То есть смелость и стремление к справедливости у нее всегда были. Это не политические взгляды, это другое. Я на маму очень похожа и внешне, и темпераментом, поэтому у нас бывали очень сложные отношения, мы с ней сталкивались. Но при этом тайно очень любили друг друга; тайно – потому что у нас в семье была принята сдержанность в отношениях.

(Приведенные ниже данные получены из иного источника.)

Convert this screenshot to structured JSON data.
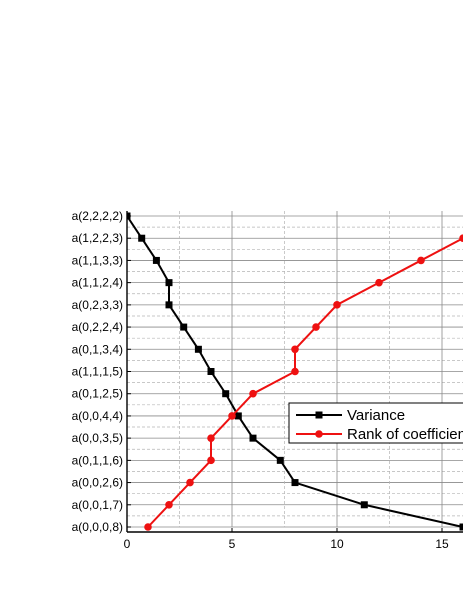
{
  "chart_data": {
    "type": "line",
    "title": "",
    "xlabel": "",
    "ylabel": "",
    "xlim": [
      0,
      16
    ],
    "x_ticks": [
      "0",
      "5",
      "10",
      "15"
    ],
    "categories": [
      "a(0,0,0,8)",
      "a(0,0,1,7)",
      "a(0,0,2,6)",
      "a(0,1,1,6)",
      "a(0,0,3,5)",
      "a(0,0,4,4)",
      "a(0,1,2,5)",
      "a(1,1,1,5)",
      "a(0,1,3,4)",
      "a(0,2,2,4)",
      "a(0,2,3,3)",
      "a(1,1,2,4)",
      "a(1,1,3,3)",
      "a(1,2,2,3)",
      "a(2,2,2,2)"
    ],
    "grid": true,
    "legend_position": "center-right",
    "series": [
      {
        "name": "Variance",
        "color": "#000000",
        "marker": "square",
        "points": [
          {
            "x": 0.0,
            "y": 15
          },
          {
            "x": 0.7,
            "y": 14
          },
          {
            "x": 1.4,
            "y": 13
          },
          {
            "x": 2.0,
            "y": 12
          },
          {
            "x": 2.0,
            "y": 11
          },
          {
            "x": 2.7,
            "y": 10
          },
          {
            "x": 3.4,
            "y": 9
          },
          {
            "x": 4.0,
            "y": 8
          },
          {
            "x": 4.7,
            "y": 7
          },
          {
            "x": 5.3,
            "y": 6
          },
          {
            "x": 6.0,
            "y": 5
          },
          {
            "x": 7.3,
            "y": 4
          },
          {
            "x": 8.0,
            "y": 3
          },
          {
            "x": 11.3,
            "y": 2
          },
          {
            "x": 16.0,
            "y": 1
          }
        ]
      },
      {
        "name": "Rank of coefficients",
        "color": "#ee1111",
        "marker": "circle",
        "points": [
          {
            "x": 1,
            "y": 1
          },
          {
            "x": 2,
            "y": 2
          },
          {
            "x": 3,
            "y": 3
          },
          {
            "x": 4,
            "y": 4
          },
          {
            "x": 4,
            "y": 5
          },
          {
            "x": 5,
            "y": 6
          },
          {
            "x": 6,
            "y": 7
          },
          {
            "x": 8,
            "y": 8
          },
          {
            "x": 8,
            "y": 9
          },
          {
            "x": 9,
            "y": 10
          },
          {
            "x": 10,
            "y": 11
          },
          {
            "x": 12,
            "y": 12
          },
          {
            "x": 14,
            "y": 13
          },
          {
            "x": 16,
            "y": 14
          }
        ]
      }
    ]
  }
}
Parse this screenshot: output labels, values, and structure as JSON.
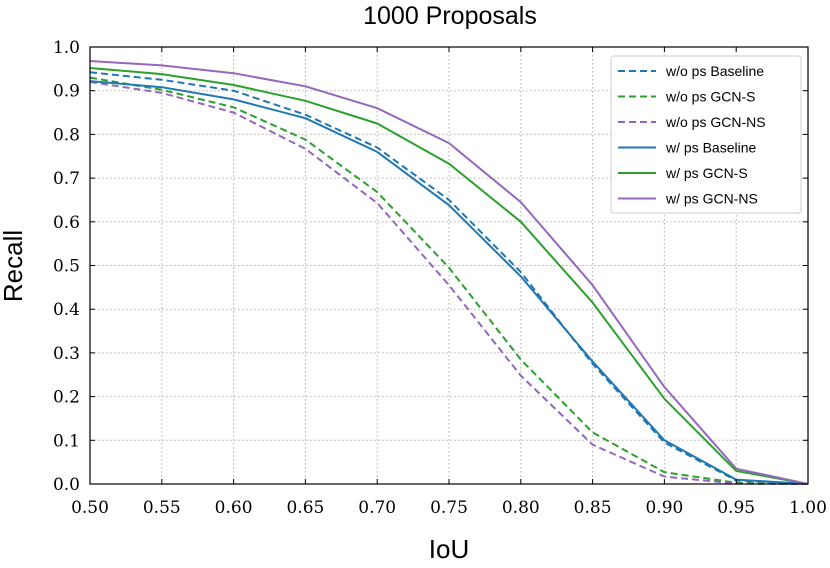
{
  "chart_data": {
    "type": "line",
    "title": "1000 Proposals",
    "xlabel": "IoU",
    "ylabel": "Recall",
    "xlim": [
      0.5,
      1.0
    ],
    "ylim": [
      0.0,
      1.0
    ],
    "grid": true,
    "legend_position": "top-right",
    "x": [
      0.5,
      0.55,
      0.6,
      0.65,
      0.7,
      0.75,
      0.8,
      0.85,
      0.9,
      0.95,
      1.0
    ],
    "xticks": [
      "0.50",
      "0.55",
      "0.60",
      "0.65",
      "0.70",
      "0.75",
      "0.80",
      "0.85",
      "0.90",
      "0.95",
      "1.00"
    ],
    "yticks": [
      "0.0",
      "0.1",
      "0.2",
      "0.3",
      "0.4",
      "0.5",
      "0.6",
      "0.7",
      "0.8",
      "0.9",
      "1.0"
    ],
    "series": [
      {
        "name": "w/o ps Baseline",
        "color": "#1f77b4",
        "style": "dashed",
        "values": [
          0.942,
          0.925,
          0.9,
          0.845,
          0.77,
          0.65,
          0.485,
          0.275,
          0.095,
          0.008,
          0.0
        ]
      },
      {
        "name": "w/o ps GCN-S",
        "color": "#2ca02c",
        "style": "dashed",
        "values": [
          0.93,
          0.902,
          0.862,
          0.788,
          0.668,
          0.495,
          0.285,
          0.118,
          0.027,
          0.003,
          0.0
        ]
      },
      {
        "name": "w/o ps GCN-NS",
        "color": "#9467bd",
        "style": "dashed",
        "values": [
          0.92,
          0.895,
          0.85,
          0.767,
          0.643,
          0.455,
          0.248,
          0.09,
          0.017,
          0.001,
          0.0
        ]
      },
      {
        "name": "w/ ps Baseline",
        "color": "#1f77b4",
        "style": "solid",
        "values": [
          0.922,
          0.908,
          0.88,
          0.837,
          0.76,
          0.638,
          0.475,
          0.28,
          0.1,
          0.01,
          0.0
        ]
      },
      {
        "name": "w/ ps GCN-S",
        "color": "#2ca02c",
        "style": "solid",
        "values": [
          0.952,
          0.938,
          0.913,
          0.877,
          0.825,
          0.733,
          0.6,
          0.415,
          0.195,
          0.03,
          0.0
        ]
      },
      {
        "name": "w/ ps GCN-NS",
        "color": "#9467bd",
        "style": "solid",
        "values": [
          0.968,
          0.958,
          0.94,
          0.91,
          0.86,
          0.78,
          0.645,
          0.455,
          0.222,
          0.035,
          0.0
        ]
      }
    ]
  }
}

Когда мне было семнадцать-восемнадцать лет, все вокруг читали стихи, поэтов начала XX века переписывали от руки, потому что машинки были редкостью, искали в букинистических магазинах – там можно было найти даже прижизненные издания Гумилева. Поэзия как бы взращивала в нас, ее читателях, свободу, потому что она с несвободой несовместима. Кроме того, поэзия Серебряного века не переиздавалась, и то, что ее от нас скрыли, уже настраивало антисоветски. Стихи меняли нас, мы становились другими людьми. Меняли настолько, что летом 1956 года, когда я во второй раз поступала в Московский университет, на филфак, мы с моим новым приятелем, который поступал на журналистику, оба ругали советскую власть, но я подумала: «Он ругает советскую власть с советских позиций, а я с антисоветских».

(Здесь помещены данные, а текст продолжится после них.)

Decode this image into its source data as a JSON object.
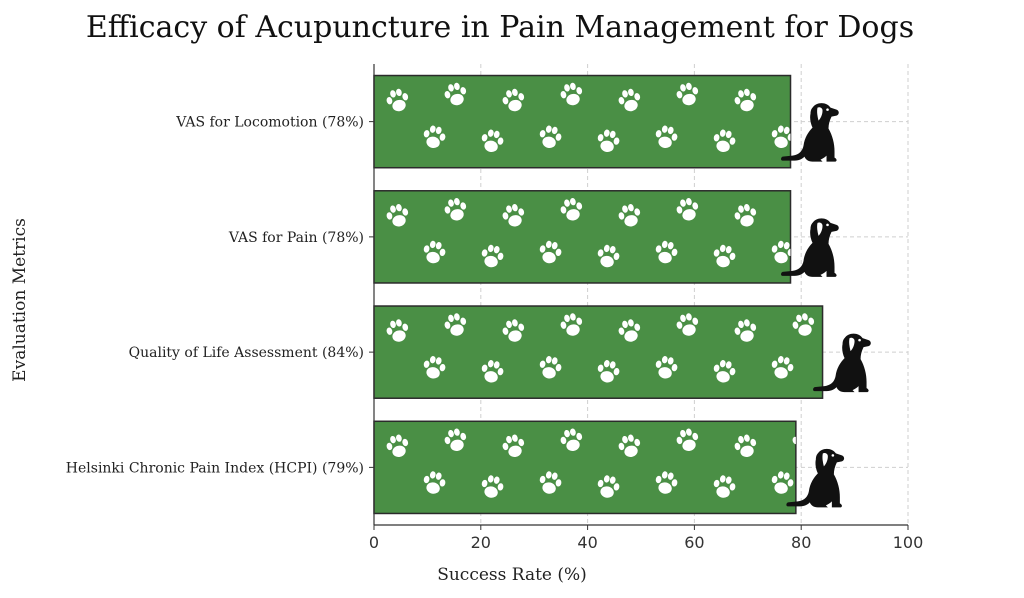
{
  "chart_data": {
    "type": "bar",
    "orientation": "horizontal",
    "title": "Efficacy of Acupuncture in Pain Management for Dogs",
    "xlabel": "Success Rate (%)",
    "ylabel": "Evaluation Metrics",
    "xlim": [
      0,
      100
    ],
    "xticks": [
      "0",
      "20",
      "40",
      "60",
      "80",
      "100"
    ],
    "categories": [
      "VAS for Locomotion (78%)",
      "VAS for Pain (78%)",
      "Quality of Life Assessment (84%)",
      "Helsinki Chronic Pain Index (HCPI) (79%)"
    ],
    "values": [
      78,
      78,
      84,
      79
    ],
    "grid": true,
    "bar_color": "#4a8f45",
    "bar_edge_color": "#2b2b2b",
    "pattern_icon": "paw-print-icon",
    "bar_end_icon": "dog-silhouette-icon"
  }
}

И тут произошло нечто страшное. Весной 1957-го моих друзей с филологического факультета МГУ арестовали по подозрению в антисоветчине, а меня взяли на три дня на Лубянку, и я дала на них показания. Полтора дня просидела, все отрицала, а потом во мне вдруг взыграло комсомольское сознание, и я начала их сдавать. Это самый мрачный момент в моей жизни, который я себе не простила никогда. После чего несколько лет старалась молчать в тряпочку и ни во что не лезть. Но друзья-диссиденты у меня оставались. Я познакомилась с Аликом Гинзбургом, влезла в «Синтаксис», который он издавал. Он тогда делал третий номер, я сразу стала ему помогать – на машинке печатать. Все это опять же происходило на фоне сочинения и чтения стихов; уже года с 54—55-го в обороте появились стихи моих ровесников. Это оставалось главным, и я думаю, что стихи меня и вытянули из ямы, в которую я сама себя загнала.

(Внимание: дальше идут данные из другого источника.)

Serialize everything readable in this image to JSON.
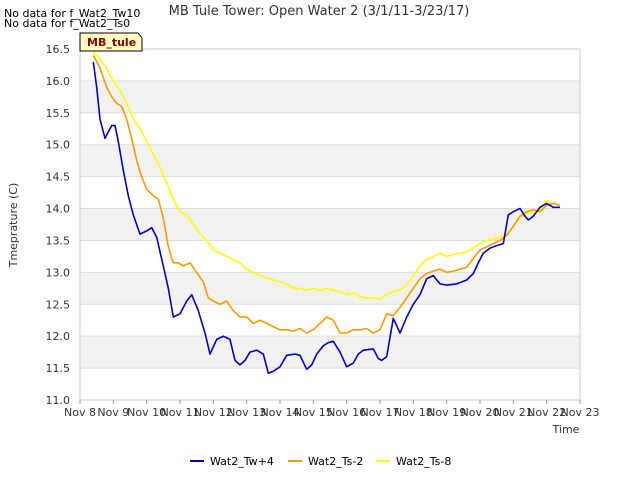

А еще был самиздат, которым занимались все. Своей машинки у меня не было вплоть до 1964 года, пока мама мне не подарила, чтобы я писала диплом. (Впрочем, я и раньше печатала – на чужих машинках.) Самая знаменитая история моей самиздатской деятельности – распечатка «Реквиема» Ахматовой. Я пришла к Ахматовой, которая жила тогда в Москве у Маргариты Алигер, она мне дала «Реквием», я села и в ее присутствии переписала. И Анна Андреевна сказала: «До вас тем же карандашиком Солженицын переписал». А «карандашик» – это была шариковая ручка. Потом я у кого-то нашла машинку, перепечатала и дальше давала людям экземпляр и говорила: «Вернете мне мой и еще один». Сама я сделала по крайне мере пять закладок по четыре штуки.